Fledge, a New Social Enterprise Incubator, Opening in Seattle
Could Seattle become a center of innovation for social enterprise? Mobile and tech startup veteran Michael “Luni” Libes is betting on it with Fledge, a new incubator aimed at fostering companies that hope to improve society.
Libes is calling these ventures “conscious companies,” and the second part of that phrase is key—Seattle-based Fledge is not for non-profit organizations. Instead, Libes is looking for entrepreneurs who want to build a real business that happens to strive for a positive effect on the world.
Unlike most of the business incubator/accelerator programs that have exploded across the country in recent years, Fledge is not focused on companies in the tech industry. It sounds like applicants can be in just about any sector you might think of, as long as they’re aiming for consumers who want to improve the environment, energy use, health, food, community, and so on.
Libes, most recently at the mobile-data company Ground Truth (now Mobile Intelligence Solutions), got the idea after advising budding entrepreneurs through the University of Washington and Bainbridge Graduate Institute. Libes says students would come up with socially focused business ideas that showed promise, but those plans would typically get set aside once the people involved moved on to their new jobs.

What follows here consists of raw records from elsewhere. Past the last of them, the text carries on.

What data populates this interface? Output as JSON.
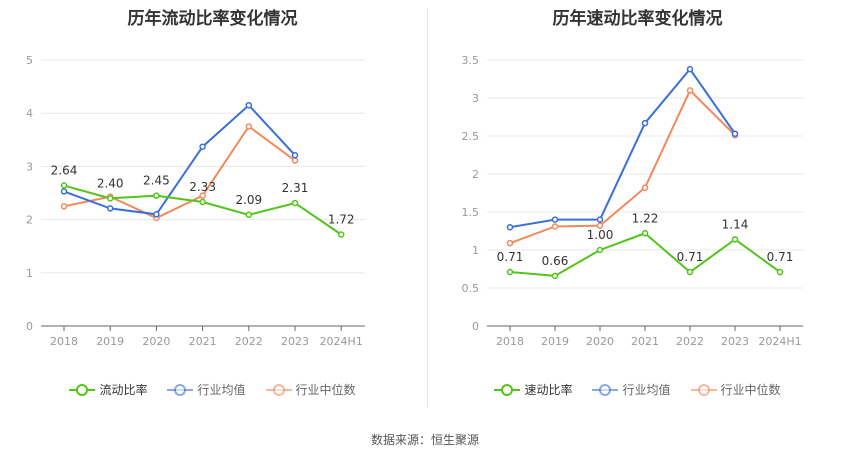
{
  "source": "数据来源：恒生聚源",
  "chart_data": [
    {
      "type": "line",
      "title": "历年流动比率变化情况",
      "categories": [
        "2018",
        "2019",
        "2020",
        "2021",
        "2022",
        "2023",
        "2024H1"
      ],
      "ylim": [
        0,
        5
      ],
      "yticks": [
        0,
        1,
        2,
        3,
        4,
        5
      ],
      "grid": true,
      "legend_position": "bottom",
      "series": [
        {
          "name": "流动比率",
          "color": "#52c41a",
          "labeled": true,
          "values": [
            2.64,
            2.4,
            2.45,
            2.33,
            2.09,
            2.31,
            1.72
          ],
          "labels": [
            "2.64",
            "2.40",
            "2.45",
            "2.33",
            "2.09",
            "2.31",
            "1.72"
          ]
        },
        {
          "name": "行业均值",
          "color": "#3b6fd8",
          "labeled": false,
          "values": [
            2.53,
            2.21,
            2.1,
            3.37,
            4.15,
            3.21,
            null
          ]
        },
        {
          "name": "行业中位数",
          "color": "#f08a5d",
          "labeled": false,
          "values": [
            2.25,
            2.43,
            2.03,
            2.45,
            3.75,
            3.11,
            null
          ]
        }
      ]
    },
    {
      "type": "line",
      "title": "历年速动比率变化情况",
      "categories": [
        "2018",
        "2019",
        "2020",
        "2021",
        "2022",
        "2023",
        "2024H1"
      ],
      "ylim": [
        0,
        3.5
      ],
      "yticks": [
        0,
        0.5,
        1,
        1.5,
        2,
        2.5,
        3,
        3.5
      ],
      "grid": true,
      "legend_position": "bottom",
      "series": [
        {
          "name": "速动比率",
          "color": "#52c41a",
          "labeled": true,
          "values": [
            0.71,
            0.66,
            1.0,
            1.22,
            0.71,
            1.14,
            0.71
          ],
          "labels": [
            "0.71",
            "0.66",
            "1.00",
            "1.22",
            "0.71",
            "1.14",
            "0.71"
          ]
        },
        {
          "name": "行业均值",
          "color": "#3b6fd8",
          "labeled": false,
          "values": [
            1.3,
            1.4,
            1.4,
            2.67,
            3.38,
            2.53,
            null
          ]
        },
        {
          "name": "行业中位数",
          "color": "#f08a5d",
          "labeled": false,
          "values": [
            1.09,
            1.31,
            1.32,
            1.82,
            3.1,
            2.51,
            null
          ]
        }
      ]
    }
  ]
}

“Most of those ideas get dropped on ground,” Libes says. “There’s no stepping stone from `I have a newly minted MBA’ to `I have an up and running company.’” The idea was developed further through the recent Social Enterprise Weekend, which Libes helped organize in Seattle.
Fledge is taking applications now for its first group of proto-companies, from which a final group of about seven will be selected. Some of the details are still being ironed out—the companies will work together for the eight-week program in Seattle, either at space provided through the HUB Seattle or the SURF Incubator, Libes says.

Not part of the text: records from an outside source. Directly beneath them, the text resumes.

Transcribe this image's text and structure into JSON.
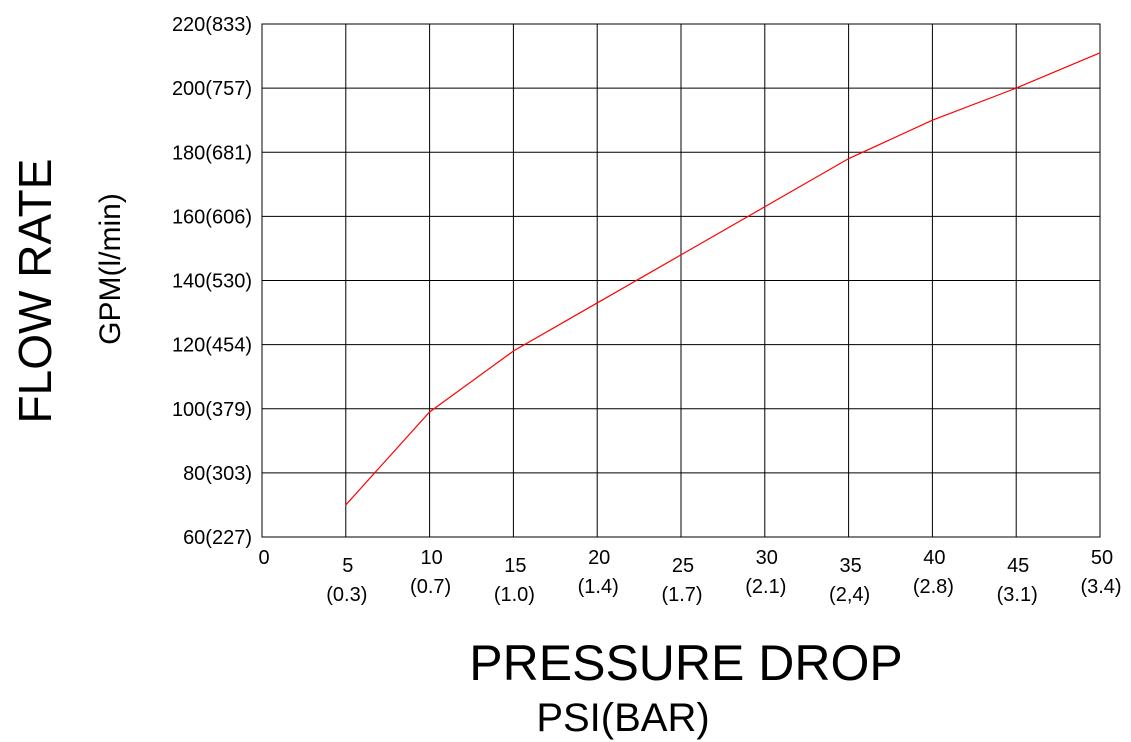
{
  "chart_data": {
    "type": "line",
    "xlabel": "PRESSURE DROP",
    "xlabel_unit": "PSI(BAR)",
    "ylabel": "FLOW RATE",
    "ylabel_unit": "GPM(l/min)",
    "xlim": [
      0,
      50
    ],
    "ylim": [
      60,
      220
    ],
    "grid": true,
    "x_ticks": [
      {
        "value": 0,
        "label": "0",
        "sub": ""
      },
      {
        "value": 5,
        "label": "5",
        "sub": "(0.3)"
      },
      {
        "value": 10,
        "label": "10",
        "sub": "(0.7)"
      },
      {
        "value": 15,
        "label": "15",
        "sub": "(1.0)"
      },
      {
        "value": 20,
        "label": "20",
        "sub": "(1.4)"
      },
      {
        "value": 25,
        "label": "25",
        "sub": "(1.7)"
      },
      {
        "value": 30,
        "label": "30",
        "sub": "(2.1)"
      },
      {
        "value": 35,
        "label": "35",
        "sub": "(2,4)"
      },
      {
        "value": 40,
        "label": "40",
        "sub": "(2.8)"
      },
      {
        "value": 45,
        "label": "45",
        "sub": "(3.1)"
      },
      {
        "value": 50,
        "label": "50",
        "sub": "(3.4)"
      }
    ],
    "y_ticks": [
      {
        "value": 60,
        "label": "60(227)"
      },
      {
        "value": 80,
        "label": "80(303)"
      },
      {
        "value": 100,
        "label": "100(379)"
      },
      {
        "value": 120,
        "label": "120(454)"
      },
      {
        "value": 140,
        "label": "140(530)"
      },
      {
        "value": 160,
        "label": "160(606)"
      },
      {
        "value": 180,
        "label": "180(681)"
      },
      {
        "value": 200,
        "label": "200(757)"
      },
      {
        "value": 220,
        "label": "220(833)"
      }
    ],
    "series": [
      {
        "color": "#ff0000",
        "points": [
          {
            "x": 5,
            "y": 70
          },
          {
            "x": 10,
            "y": 99
          },
          {
            "x": 15,
            "y": 118
          },
          {
            "x": 20,
            "y": 133
          },
          {
            "x": 25,
            "y": 148
          },
          {
            "x": 30,
            "y": 163
          },
          {
            "x": 35,
            "y": 178
          },
          {
            "x": 40,
            "y": 190
          },
          {
            "x": 45,
            "y": 200
          },
          {
            "x": 50,
            "y": 211
          }
        ]
      }
    ]
  }
}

Fledge itself is a business. Libes has started a company, not an investment fund, to run the incubator (although he is looking for more investors). It’s a hybrid of the standard tech incubator model—taking 3 percent of equity in the companies involved—and revenue-based financing, with the standard $7,000 cash stake considered a loan to be paid back with revenue. That’s like the revenue-based financing offered by Seattle’s Lighter Capital, among others.
The money returned to Fledge in the form of paid-back revenue financing can be recycled into new loans, while also turning a profit, Libes says.
I don’t have any hard numbers, but Seattle certainly has a concentration of the type of “conscious consumers” that Libes wants businesses at Fledge to serve. Examples of companies targeting these folks run the gamut from big businesses, like Starbucks and REI, to local players like PCC Natural Markets. Nationally, think of companies like Tom’s Shoes or even Craigslist, which has a community-based ethos at its core.
So why this project after a long career in the tech industry? Libes says the eight months that he’s spent as an adviser to early stage companies has shown him that there is huge potential for entrepreneurs outside of the tech sector. As we discussed in this story on Seattle’s Stockbox Grocers, many of the technology tools and startup principles develop for tech startups can also be employed to help decidedly non-techie businesses get off the ground as well.
Helping to develop more infrastructure to support those businesses is also a good way to “give back to the whole city,” he says. “I won’t claim that I can help absolutely any company—I have no manufacturing experience,” Libes says. “But when it comes to taking some raw ideas and turning it into a product to take to the market to make money, those are the same no matter what.”